Recent developments in lighting (LED down-lights) are a case in point. Cheap to manufacture and hence cheap (and nasty?) at the point of sale, they are becoming the electrical contractors preferred option for lighting up domestic and commercial spaces. But they are (and there is no way of saying this nicely) quite horrible! The fact that they have a wide coverage – sometimes thought to be an advantage – is actually the issue when it comes to creating a comfortable ambiance. Not very clever! You don’t need to see the source of the light to feel comfortable. You are driving your car at night. You see a rabbit on the road. You are quite comfortable (if a little troubled about hitting the rabbit) but the rabbit is startled by your car’s headlights and likely as not, will freeze… with an almost predicable “bad” ending to the story.

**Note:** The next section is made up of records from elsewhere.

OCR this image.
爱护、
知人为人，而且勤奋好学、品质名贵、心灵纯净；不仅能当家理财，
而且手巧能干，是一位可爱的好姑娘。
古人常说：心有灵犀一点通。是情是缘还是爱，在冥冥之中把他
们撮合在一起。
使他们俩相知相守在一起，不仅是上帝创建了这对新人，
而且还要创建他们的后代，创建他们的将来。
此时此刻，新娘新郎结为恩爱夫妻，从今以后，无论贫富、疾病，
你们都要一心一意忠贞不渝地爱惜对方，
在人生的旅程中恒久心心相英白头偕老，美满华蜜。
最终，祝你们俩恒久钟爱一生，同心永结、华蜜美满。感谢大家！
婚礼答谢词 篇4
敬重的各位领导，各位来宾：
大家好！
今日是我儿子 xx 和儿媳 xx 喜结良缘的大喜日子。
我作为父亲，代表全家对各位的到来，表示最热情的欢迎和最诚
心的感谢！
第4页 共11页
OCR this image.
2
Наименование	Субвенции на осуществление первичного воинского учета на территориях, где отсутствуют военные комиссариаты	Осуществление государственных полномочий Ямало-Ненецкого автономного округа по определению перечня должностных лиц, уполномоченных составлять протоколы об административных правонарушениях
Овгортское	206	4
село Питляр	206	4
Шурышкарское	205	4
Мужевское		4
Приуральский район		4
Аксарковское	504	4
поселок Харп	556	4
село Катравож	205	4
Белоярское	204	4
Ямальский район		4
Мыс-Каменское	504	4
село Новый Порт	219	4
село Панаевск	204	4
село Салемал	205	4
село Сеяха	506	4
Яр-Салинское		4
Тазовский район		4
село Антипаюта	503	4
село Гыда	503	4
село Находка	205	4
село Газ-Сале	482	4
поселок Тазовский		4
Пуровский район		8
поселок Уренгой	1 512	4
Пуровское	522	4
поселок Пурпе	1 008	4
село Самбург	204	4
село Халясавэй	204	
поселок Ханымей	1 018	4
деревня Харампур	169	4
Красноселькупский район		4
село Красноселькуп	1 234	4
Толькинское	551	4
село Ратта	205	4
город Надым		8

So at home when you are thinking about lighting design for a new home, or trying to understand why your lighting does not work well, this might be the key.  Are you in the driver’s seat comfortable and seeing your immediate environment well lit, or are you that hapless bunny, wondering what to do, and where to run to take cover.

In commercial spaces glare can be counter productive to creating a comfortable space allowing for relaxed dining or considered retail therapy.

I was transiting through my local airport one evening recently. It has been the subject of a recent upgrade with the replacement of florescent tubes with very glarey LED downlights on a very high ceiling. It has created a very harsh space, where everybody finds themselves grabbing their bags of the caraselle and rushing for the door. The coffee vendors where already closed. There was no point them being open, nobody was going to buy a coffee even while they waited for a taxi. It could have been done rather better if the specifiers had understood a bit more about glare.